Today I needed to do a yum update and then I restarted Zope using an init script that stops Zope & ZEO and restarts them.

When Zope came up the Plone site was now showing data from August 5. Somehow everything between August 5 and December 5 has been lost. 

A scan of the transactions via the Undo Log or using data.fs tools shows transactions up to August 5 then nothing until December 5

From the logs I can see that the server itself was rebooted on August 5 and there was also a copy of the Data.fs made on that date too. 

We have not packed the database since that date as it was not large or growing fast.

All backups also show the August 5 data - which means the file system copies of the Data.fs were simply copying the old version of the database.

Ive cloned the file system and kept the original untouched although in the first hour or so after the restart I did several file copies and moves as I was unaware of the gravity of the situation.

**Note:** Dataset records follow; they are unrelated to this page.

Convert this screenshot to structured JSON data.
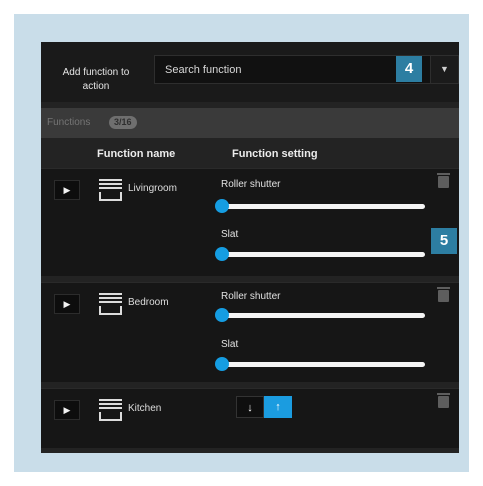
{
  "header": {
    "add_function_label": "Add function to action",
    "search_placeholder": "Search function",
    "dropdown_icon": "chevron-down-icon"
  },
  "callouts": [
    "4",
    "5"
  ],
  "functions_bar": {
    "label": "Functions",
    "count": "3/16"
  },
  "columns": {
    "name": "Function name",
    "setting": "Function setting"
  },
  "rows": [
    {
      "name": "Livingroom",
      "slider1_label": "Roller shutter",
      "slider1_value": 0,
      "slider2_label": "Slat",
      "slider2_value": 0
    },
    {
      "name": "Bedroom",
      "slider1_label": "Roller shutter",
      "slider1_value": 0,
      "slider2_label": "Slat",
      "slider2_value": 0
    },
    {
      "name": "Kitchen",
      "down_label": "↓",
      "up_label": "↑"
    }
  ],
  "colors": {
    "accent": "#1b9ce0",
    "callout": "#2d7ea2",
    "panel": "#232323",
    "frame": "#c9dde9"
  }
}
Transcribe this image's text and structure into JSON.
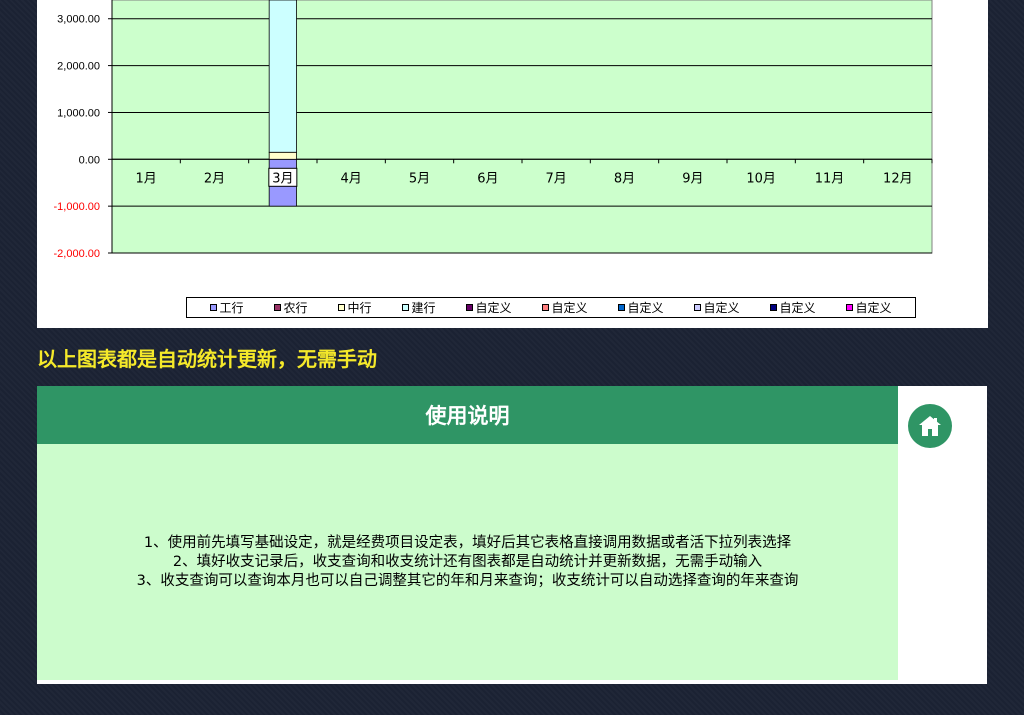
{
  "chart_data": {
    "type": "bar",
    "categories": [
      "1月",
      "2月",
      "3月",
      "4月",
      "5月",
      "6月",
      "7月",
      "8月",
      "9月",
      "10月",
      "11月",
      "12月"
    ],
    "y_ticks": [
      {
        "value": 3000,
        "label": "3,000.00"
      },
      {
        "value": 2000,
        "label": "2,000.00"
      },
      {
        "value": 1000,
        "label": "1,000.00"
      },
      {
        "value": 0,
        "label": "0.00"
      },
      {
        "value": -1000,
        "label": "-1,000.00"
      },
      {
        "value": -2000,
        "label": "-2,000.00"
      }
    ],
    "ylim": [
      -2000,
      3400
    ],
    "grid": true,
    "stacked": true,
    "highlighted_category": "3月",
    "series": [
      {
        "name": "工行",
        "color": "#9999ff",
        "values": [
          0,
          0,
          -1000,
          0,
          0,
          0,
          0,
          0,
          0,
          0,
          0,
          0
        ]
      },
      {
        "name": "农行",
        "color": "#993366",
        "values": [
          0,
          0,
          0,
          0,
          0,
          0,
          0,
          0,
          0,
          0,
          0,
          0
        ]
      },
      {
        "name": "中行",
        "color": "#ffffcc",
        "values": [
          0,
          0,
          150,
          0,
          0,
          0,
          0,
          0,
          0,
          0,
          0,
          0
        ]
      },
      {
        "name": "建行",
        "color": "#ccffff",
        "values": [
          0,
          0,
          3250,
          0,
          0,
          0,
          0,
          0,
          0,
          0,
          0,
          0
        ]
      },
      {
        "name": "自定义",
        "color": "#660066",
        "values": [
          0,
          0,
          0,
          0,
          0,
          0,
          0,
          0,
          0,
          0,
          0,
          0
        ]
      },
      {
        "name": "自定义",
        "color": "#ff8080",
        "values": [
          0,
          0,
          0,
          0,
          0,
          0,
          0,
          0,
          0,
          0,
          0,
          0
        ]
      },
      {
        "name": "自定义",
        "color": "#0066cc",
        "values": [
          0,
          0,
          0,
          0,
          0,
          0,
          0,
          0,
          0,
          0,
          0,
          0
        ]
      },
      {
        "name": "自定义",
        "color": "#ccccff",
        "values": [
          0,
          0,
          0,
          0,
          0,
          0,
          0,
          0,
          0,
          0,
          0,
          0
        ]
      },
      {
        "name": "自定义",
        "color": "#000080",
        "values": [
          0,
          0,
          0,
          0,
          0,
          0,
          0,
          0,
          0,
          0,
          0,
          0
        ]
      },
      {
        "name": "自定义",
        "color": "#ff00ff",
        "values": [
          0,
          0,
          0,
          0,
          0,
          0,
          0,
          0,
          0,
          0,
          0,
          0
        ]
      }
    ],
    "colors": {
      "plot_background": "#ccffcc",
      "negative_tick_label": "#ff0000",
      "positive_tick_label": "#000000"
    }
  },
  "caption": "以上图表都是自动统计更新，无需手动",
  "instructions": {
    "title": "使用说明",
    "lines": [
      "1、使用前先填写基础设定，就是经费项目设定表，填好后其它表格直接调用数据或者活下拉列表选择",
      "2、填好收支记录后，收支查询和收支统计还有图表都是自动统计并更新数据，无需手动输入",
      "3、收支查询可以查询本月也可以自己调整其它的年和月来查询；收支统计可以自动选择查询的年来查询"
    ],
    "home_icon": "home-icon",
    "colors": {
      "header": "#2f9565",
      "body": "#ccfccc"
    }
  }
}
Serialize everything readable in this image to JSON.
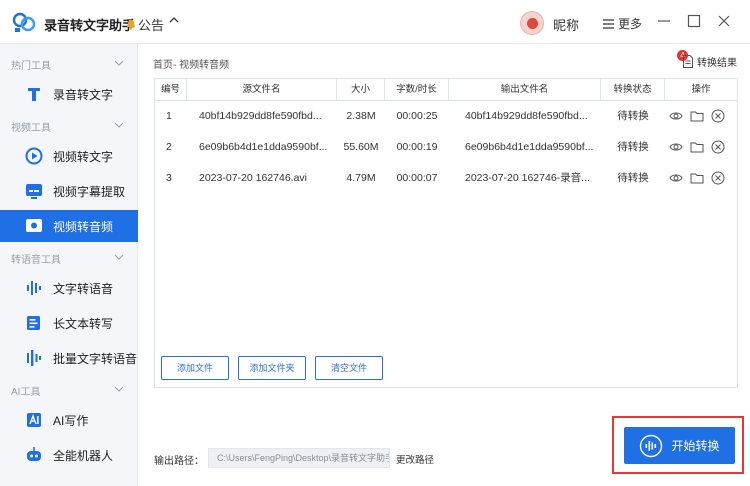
{
  "app": {
    "title": "录音转文字助手",
    "announcement": "公告",
    "nickname": "昵称",
    "more": "更多"
  },
  "sidebar": {
    "groups": [
      {
        "label": "热门工具",
        "items": [
          {
            "label": "录音转文字",
            "icon": "t-text-icon"
          }
        ]
      },
      {
        "label": "视频工具",
        "items": [
          {
            "label": "视频转文字",
            "icon": "video-play-icon"
          },
          {
            "label": "视频字幕提取",
            "icon": "subtitle-icon"
          },
          {
            "label": "视频转音频",
            "icon": "video-audio-icon",
            "active": true
          }
        ]
      },
      {
        "label": "转语音工具",
        "items": [
          {
            "label": "文字转语音",
            "icon": "soundwave-icon"
          },
          {
            "label": "长文本转写",
            "icon": "long-text-icon"
          },
          {
            "label": "批量文字转语音",
            "icon": "batch-voice-icon"
          }
        ]
      },
      {
        "label": "AI工具",
        "items": [
          {
            "label": "AI写作",
            "icon": "ai-write-icon"
          },
          {
            "label": "全能机器人",
            "icon": "robot-icon"
          }
        ]
      }
    ]
  },
  "main": {
    "breadcrumb": "首页- 视频转音频",
    "result_label": "转换结果",
    "result_count": "4",
    "columns": [
      "编号",
      "源文件名",
      "大小",
      "字数/时长",
      "输出文件名",
      "转换状态",
      "操作"
    ],
    "rows": [
      {
        "no": "1",
        "src": "40bf14b929dd8fe590fbd...",
        "size": "2.38M",
        "dur": "00:00:25",
        "out": "40bf14b929dd8fe590fbd...",
        "status": "待转换"
      },
      {
        "no": "2",
        "src": "6e09b6b4d1e1dda9590bf...",
        "size": "55.60M",
        "dur": "00:00:19",
        "out": "6e09b6b4d1e1dda9590bf...",
        "status": "待转换"
      },
      {
        "no": "3",
        "src": "2023-07-20 162746.avi",
        "size": "4.79M",
        "dur": "00:00:07",
        "out": "2023-07-20 162746-录音...",
        "status": "待转换"
      }
    ],
    "buttons": {
      "add_file": "添加文件",
      "add_folder": "添加文件夹",
      "clear": "清空文件"
    },
    "output_label": "输出路径：",
    "output_path": "C:\\Users\\FengPing\\Desktop\\录音转文字助手",
    "change_path": "更改路径",
    "start": "开始转换"
  },
  "colors": {
    "accent": "#1f6fe5",
    "highlight": "#e53935",
    "sidebar_bg": "#f4f6fa"
  }
}
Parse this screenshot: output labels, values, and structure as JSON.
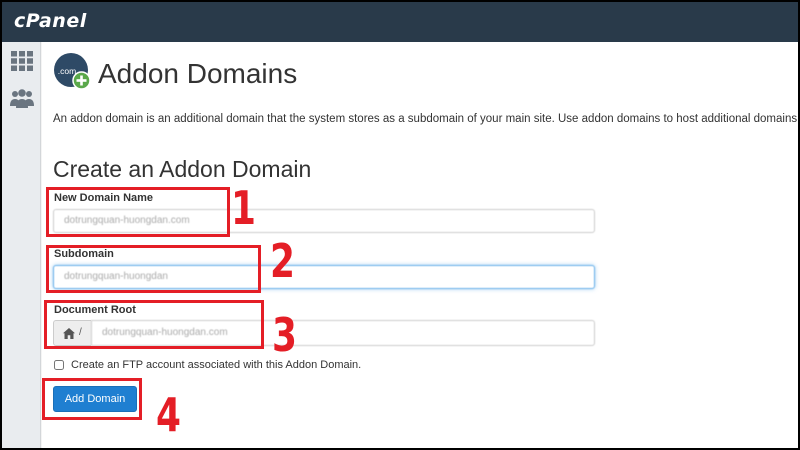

Ive tried extundelete and debugfs and neither of them detect any deleted Data.fs file that can be recovered.

Questions
My main aim is to work out what happened. My best guess is that Zope was somehow connecting to a stale or outdated file pointer and updating that file all along while the Data.fs was pointing to an August 5 copy. But how could this situation eventuate and persist for so long?

The odd thing is that we had 2 very similar incidents on 2 different Zope servers a few months ago but both resulted in almost no data loss as the timeframes were shorter and I dismissed them as some odd user error. 

We have recently moved most of our Zope servers to Linode - could it be their file system? or could it be the new way we setup the buildouts and init scripts?

Any clues at all would be welcomed.



--
Tom Cameron
Technical Director

Mooball IT